Domanda cinque per mille
La legge 27 dicembre 2006, n. 296 ha riproposto la possibilità per i contribuenti di destinare una quota pari al 5 per mille dell’imposta sul reddito delle persone fisiche a finalità di interesse sociale.
In particolare, per l’anno finanziario 2007 sono state previste le seguenti possibilità di destinazione:
- sostegno delle ONLUS (Organizzazioni non lucrative di utilità sociale) di cui all’art. 10 del decreto legislativo 4 dicembre 1997, n: 460, e successive modificazioni, nonché delle associazioni di promozione sociale iscritte nei registri nazionale, regionali e provinciali, previsti dall’art. 7, commi 1 2 3 e 4, della legge 7 dicembre 2000, n. 383, e delle associazioni riconosciute che operano nei settori di cui all’art. 10, comma 1, lettera a), del decreto legislativo 460 del 1997;
- finanziamento agli enti della ricerca scientifica e dell’università;
- finanziamento agli enti della ricerca sanitaria.
La scelta del contribuente: cosa fare per destinare la quota
Il contribuente può destinare la quota del 5 per mille della sua imposta sul reddito delle persone fisiche, relativa al periodo di imposta 2006, apponendo la firma in uno dei 3 appositi riquadri che figurano sui modelli di dichiarazione (CUD; 730/1; UNICO PF, ovvero, sulla scheda per la scelta dell’8 e del 5 per mille, inserita nel fascicolo delle istruzioni dell’Unico PF riservata ai soli soggetti esonerati dalla presentazione della dichiarazione). È consentita una sola scelta di destinazione.
Per quanto riguarda i soggetti di cui alle lettere a), b) e c) della legge 296 del 2006, oltre alla firma, il contribuente può indicare il codice fiscale dello specifico soggetto cui intende destinare direttamente la quota del 5 per mille, traendo il codice fiscale stesso dagli elenchi pubblicati.
La scelta di destinazione del 5 per mille e quella dell’8 per mille di cui alla legge n. 222 del 1985 non sono in alcun modo alternative fra loro.

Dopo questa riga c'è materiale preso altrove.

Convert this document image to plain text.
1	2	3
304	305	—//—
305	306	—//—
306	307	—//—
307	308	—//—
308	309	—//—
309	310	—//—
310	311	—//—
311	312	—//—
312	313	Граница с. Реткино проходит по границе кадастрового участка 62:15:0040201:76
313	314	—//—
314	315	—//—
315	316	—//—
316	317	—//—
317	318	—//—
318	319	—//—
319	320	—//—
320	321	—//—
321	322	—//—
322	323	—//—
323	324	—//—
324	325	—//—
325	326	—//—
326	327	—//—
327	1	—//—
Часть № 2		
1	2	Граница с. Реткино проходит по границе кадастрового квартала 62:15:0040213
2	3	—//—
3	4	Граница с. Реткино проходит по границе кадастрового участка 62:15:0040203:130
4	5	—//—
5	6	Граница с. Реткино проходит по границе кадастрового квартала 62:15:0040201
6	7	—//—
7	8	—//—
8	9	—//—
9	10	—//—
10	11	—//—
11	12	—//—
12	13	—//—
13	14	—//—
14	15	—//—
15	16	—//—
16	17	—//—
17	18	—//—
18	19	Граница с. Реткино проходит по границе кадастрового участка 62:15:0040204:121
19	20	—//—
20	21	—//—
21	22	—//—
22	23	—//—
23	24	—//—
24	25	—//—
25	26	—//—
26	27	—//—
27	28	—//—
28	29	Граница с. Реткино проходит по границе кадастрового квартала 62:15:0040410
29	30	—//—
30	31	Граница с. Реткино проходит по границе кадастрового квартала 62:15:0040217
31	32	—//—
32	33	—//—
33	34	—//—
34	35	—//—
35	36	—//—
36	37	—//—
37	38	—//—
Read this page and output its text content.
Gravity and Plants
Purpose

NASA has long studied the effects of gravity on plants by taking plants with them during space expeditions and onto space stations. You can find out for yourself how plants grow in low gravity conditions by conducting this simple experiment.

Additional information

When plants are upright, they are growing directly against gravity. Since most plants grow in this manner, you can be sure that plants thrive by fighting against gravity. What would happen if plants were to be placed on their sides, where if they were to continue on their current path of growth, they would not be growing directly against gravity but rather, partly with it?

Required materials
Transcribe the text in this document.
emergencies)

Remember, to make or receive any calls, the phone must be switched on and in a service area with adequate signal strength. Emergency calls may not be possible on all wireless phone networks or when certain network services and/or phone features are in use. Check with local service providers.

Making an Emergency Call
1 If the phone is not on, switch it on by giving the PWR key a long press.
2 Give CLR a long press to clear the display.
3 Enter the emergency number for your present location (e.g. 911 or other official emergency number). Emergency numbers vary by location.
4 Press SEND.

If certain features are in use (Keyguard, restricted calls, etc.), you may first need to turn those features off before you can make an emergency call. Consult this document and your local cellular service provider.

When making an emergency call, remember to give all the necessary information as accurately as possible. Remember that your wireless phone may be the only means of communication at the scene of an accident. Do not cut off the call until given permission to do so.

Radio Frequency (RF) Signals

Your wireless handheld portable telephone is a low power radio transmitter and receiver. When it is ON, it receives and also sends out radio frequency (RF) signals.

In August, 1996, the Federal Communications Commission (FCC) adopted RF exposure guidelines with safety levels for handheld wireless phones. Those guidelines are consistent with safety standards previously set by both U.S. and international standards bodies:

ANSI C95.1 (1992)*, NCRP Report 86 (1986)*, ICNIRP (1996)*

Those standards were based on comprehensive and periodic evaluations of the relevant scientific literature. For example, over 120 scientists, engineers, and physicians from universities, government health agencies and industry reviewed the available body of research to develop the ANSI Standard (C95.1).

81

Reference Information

Soggetti iscritti negli elenchi - motore di ricerca
È possibile quindi aiutare l’ ASSOBUS senza alcun costo, anche in questa forma per chi compila il modello 730 o il modello Unico compilando la SCHEDA PER LA DESTINAZIONE DEL 5‰:
1. immettendo i dati anagrafici e il codice fiscale;
2. firmando nel riquadro indicato come «SOSTEGNO DEL VOLONTARIATO, DELLE ORGANIZZAZIONI NON LUCRATIVE DI UTILITÀ SOCIALE…» (il primo a sinistra della scheda);
3. indicando in quel riquadro il CODICE FISCALE DELLA ASSOBUS
97282940580
I titolari di un solo reddito da lavoro dipendente o di una pensione che non devono presentare la dichiarazione dei redditi possono consegnare la scheda (compilata come si è detto sopra) in busta chiusa a un ufficio postale, a uno sportello bancario, che le ricevono gratuitamente, o a un intermediario abilitato alla trasmissione telematica (CAF, commercialisti ecc.). Le schede sono rilasciate gratuitamente dal “sostituto d’imposta” (il datore di lavoro o l’ente erogatore della pensione).
Delle risorse che potrà ricevere in questa forma e del loro impiego, la ASSOBUS fornirà pubblico e dettagliato resoconto.